Читаем Памяти Лизы Х полностью

У подъездов — мемориальные доски в ряд. Каждому жителю как будто, все знатные, великие, полезные народу. Вот мемориальная доска в честь ее отца, историка, академика, члена Интернационала, золотом выбитые даты — родился и умер. Просто умер. И посмотреть на доски, сколько в этот год просто умерло? Много, и на следующий год у них мор был тоже немалый, и через год. Как не повезло стране — такие славные люди вдруг поумирали массово. Доски были разного размера: военным крупные, академикам поменьше. Были и просто «общественный деятели», были «видные деятели партии», эти начали умирать раньше тридцать седьмого года, и продолжили позже. Лиза обходила дом, серый, долгий, как большой неподвижный ковчег. Строил Ной, строил, а вот не спаслись звери, исчезали ночами, не доплыли до заветной цели. Пустел ковчег на глазах: черной лодкой-воронком к его борту подплывала скрипучая ночная смерть. Руки за спину, молчание, или сдавленный крик, за спиной разгром, уже заранее вдовы и сироты. А то и вообще никого. Заперли, опечатали. Потом новых заселят, чтобы в назначенное время изъять.

Когда к Арарату подплывем, и кончится дождь, будет кому на воздух выходить?

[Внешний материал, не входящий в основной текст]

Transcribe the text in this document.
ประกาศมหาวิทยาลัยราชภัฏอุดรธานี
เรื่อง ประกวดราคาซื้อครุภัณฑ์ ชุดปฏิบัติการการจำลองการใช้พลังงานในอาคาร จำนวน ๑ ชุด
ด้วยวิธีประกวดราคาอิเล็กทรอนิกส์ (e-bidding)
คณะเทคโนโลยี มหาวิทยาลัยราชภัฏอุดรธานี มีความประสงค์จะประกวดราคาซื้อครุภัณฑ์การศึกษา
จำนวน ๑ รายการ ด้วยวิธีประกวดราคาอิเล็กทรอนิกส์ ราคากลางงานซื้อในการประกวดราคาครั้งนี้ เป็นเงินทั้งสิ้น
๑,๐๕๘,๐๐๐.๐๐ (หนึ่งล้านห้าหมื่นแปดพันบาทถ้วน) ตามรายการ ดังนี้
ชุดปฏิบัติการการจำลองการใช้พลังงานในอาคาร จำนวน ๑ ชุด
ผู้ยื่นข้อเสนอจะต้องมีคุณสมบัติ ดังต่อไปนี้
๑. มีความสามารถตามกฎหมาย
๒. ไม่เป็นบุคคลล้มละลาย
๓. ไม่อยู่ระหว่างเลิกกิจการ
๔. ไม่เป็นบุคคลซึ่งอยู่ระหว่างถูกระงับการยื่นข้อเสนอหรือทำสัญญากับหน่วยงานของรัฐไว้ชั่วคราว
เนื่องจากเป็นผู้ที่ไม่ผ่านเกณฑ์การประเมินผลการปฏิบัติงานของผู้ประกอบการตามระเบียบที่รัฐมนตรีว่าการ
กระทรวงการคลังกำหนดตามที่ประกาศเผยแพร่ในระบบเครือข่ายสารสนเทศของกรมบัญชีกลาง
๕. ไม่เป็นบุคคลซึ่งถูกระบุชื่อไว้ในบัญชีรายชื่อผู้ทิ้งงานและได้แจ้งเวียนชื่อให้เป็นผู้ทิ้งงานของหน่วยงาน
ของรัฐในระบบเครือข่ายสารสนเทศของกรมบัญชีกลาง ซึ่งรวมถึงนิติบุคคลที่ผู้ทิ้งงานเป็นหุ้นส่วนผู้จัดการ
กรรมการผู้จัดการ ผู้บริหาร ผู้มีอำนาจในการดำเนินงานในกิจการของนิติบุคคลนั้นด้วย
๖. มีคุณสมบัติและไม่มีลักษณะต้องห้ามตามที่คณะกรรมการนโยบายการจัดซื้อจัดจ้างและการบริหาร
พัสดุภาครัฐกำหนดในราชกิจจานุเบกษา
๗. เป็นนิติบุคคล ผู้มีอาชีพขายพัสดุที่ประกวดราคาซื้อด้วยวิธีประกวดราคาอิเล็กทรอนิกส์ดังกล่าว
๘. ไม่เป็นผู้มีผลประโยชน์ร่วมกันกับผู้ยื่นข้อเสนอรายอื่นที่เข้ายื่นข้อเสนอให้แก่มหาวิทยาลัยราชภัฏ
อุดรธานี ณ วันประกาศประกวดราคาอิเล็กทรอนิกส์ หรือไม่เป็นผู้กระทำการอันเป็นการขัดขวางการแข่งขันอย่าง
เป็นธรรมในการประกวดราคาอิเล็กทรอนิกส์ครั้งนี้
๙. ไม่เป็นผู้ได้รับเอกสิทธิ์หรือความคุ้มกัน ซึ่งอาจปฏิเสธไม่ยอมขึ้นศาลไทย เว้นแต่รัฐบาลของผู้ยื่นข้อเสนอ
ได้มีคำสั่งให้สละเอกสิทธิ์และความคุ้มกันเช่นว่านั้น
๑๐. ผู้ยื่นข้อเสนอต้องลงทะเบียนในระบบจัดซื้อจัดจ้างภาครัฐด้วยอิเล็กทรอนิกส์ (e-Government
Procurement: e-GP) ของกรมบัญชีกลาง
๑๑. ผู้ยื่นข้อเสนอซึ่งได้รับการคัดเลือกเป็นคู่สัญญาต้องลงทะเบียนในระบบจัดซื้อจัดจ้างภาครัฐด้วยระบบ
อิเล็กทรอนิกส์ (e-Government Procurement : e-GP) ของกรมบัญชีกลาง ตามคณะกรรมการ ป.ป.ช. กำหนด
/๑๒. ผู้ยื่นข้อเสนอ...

Или только тараканы останутся, разбегутся безмолвно в одно мгновение. Засыпет песком покинутый ковчег, заселит колючками, зарастет он кустарником. Через тысячу лет придет новый Алишер Ходжаев, откопает, и будет размышлять. Как жили, чтобы это случилось с ними?

Но пока ковчег шумел, хлопали двери, выходили-приходили живые населенцы, дворник подметал окурки возле подъездов, тюлевые занавески развевались в открытые окна. Пахло едой. Подъезжали большие черные машины, дневные нестрашные воронки. Сновали туда-сюда приятно одетые люди.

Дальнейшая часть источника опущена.